Simultaneous and sequential subitizing are separate systems, and neither predicts math abilities, Journal of Experimental Child Psychology, (178), 86-103.

Small quantities of visual objects can be rapidly estimated without error, a phenomenon known as subitizing. Larger quantities can also be rapidly estimated, but with error, and the error rate predicts math abilities. This study addressed two issues: (a) whether subitizing generalizes over modalities and stimulus formats and (b) whether subitizing correlates with math abilities. We measured subitizing limits in primary school children and adults for visual and auditory stimuli presented either sequentially (sequences of flashes or sounds) or simultaneously (visual presentations, dot arrays). The results show that (a) subitizing limits for adults were one item larger than those for primary school children across all conditions; (b) subitizing for simultaneous visual stimuli (dots) was better than that for sequential stimuli; (c) subitizing limits for dots do not correlate with subitizing limits for either flashes or sounds; (d) subitizing of sequences of flashes and subitizing of sequences of sounds are strongly correlated with each other in children; and (e) regardless of stimuli sensory modality and format, subitizing limits do not correlate with mental calculation or digit magnitude knowledge proficiency. These results suggest that although children can subitize sequential numerosity, simultaneous and temporal subitizing may be subserved by separate systems. Furthermore, subitizing does not seem to be related to numerical abilities.

Temporal Coding of Visual Space, Trends in Cognitive Sciences, 10 (22), 883-895.

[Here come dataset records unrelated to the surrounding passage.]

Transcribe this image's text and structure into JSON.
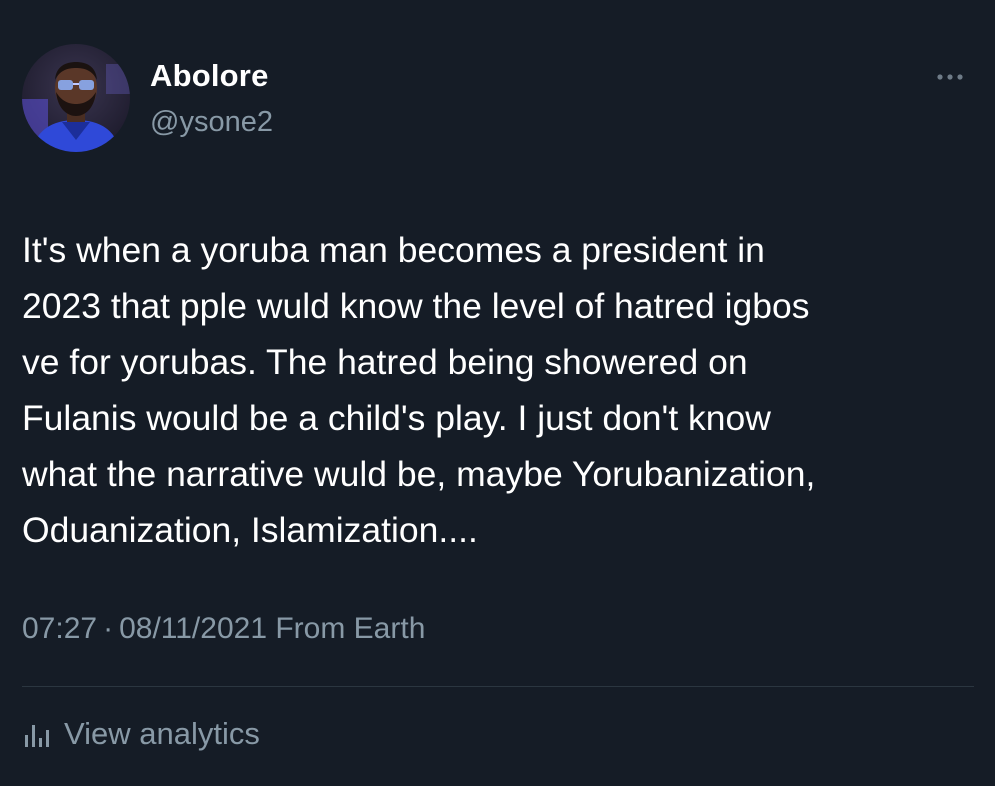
{
  "tweet": {
    "author": {
      "display_name": "Abolore",
      "handle": "@ysone2",
      "avatar_icon": "profile-photo"
    },
    "more_icon": "more-horizontal-icon",
    "text": "It's when a yoruba man becomes a president in\n2023 that pple wuld know the level of hatred igbos\nve for yorubas. The hatred being showered on\nFulanis would be a child's play. I just don't know\nwhat the narrative wuld be, maybe Yorubanization,\nOduanization, Islamization....",
    "time": "07:27",
    "separator": "·",
    "date": "08/11/2021",
    "source": "From Earth",
    "analytics": {
      "icon": "analytics-bar-icon",
      "label": "View analytics"
    }
  },
  "colors": {
    "background": "#151c26",
    "text_primary": "#ffffff",
    "text_secondary": "#8899a6",
    "divider": "#2b3640"
  }
}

Establishing a representation of space is a major goal of sensory systems. Spatial information, however, is not always explicit in the incoming sensory signals. In most modalities it needs to be actively extracted from cues embedded in the temporal flow of receptor activation. Vision, on the other hand, starts with a sophisticated optical imaging system that explicitly preserves spatial information on the retina. This may lead to the assumption that vision is predominantly a spatial process: all that is needed is to transmit the retinal image to the cortex, like uploading a digital photograph, to establish a spatial map of the world. However, this deceptively simple analogy is inconsistent with theoretical models and experiments that study visual processing in the context of normal motor behavior. We argue here that, as with other senses, vision relies heavily on temporal strategies and temporal neural codes to extract and represent spatial information.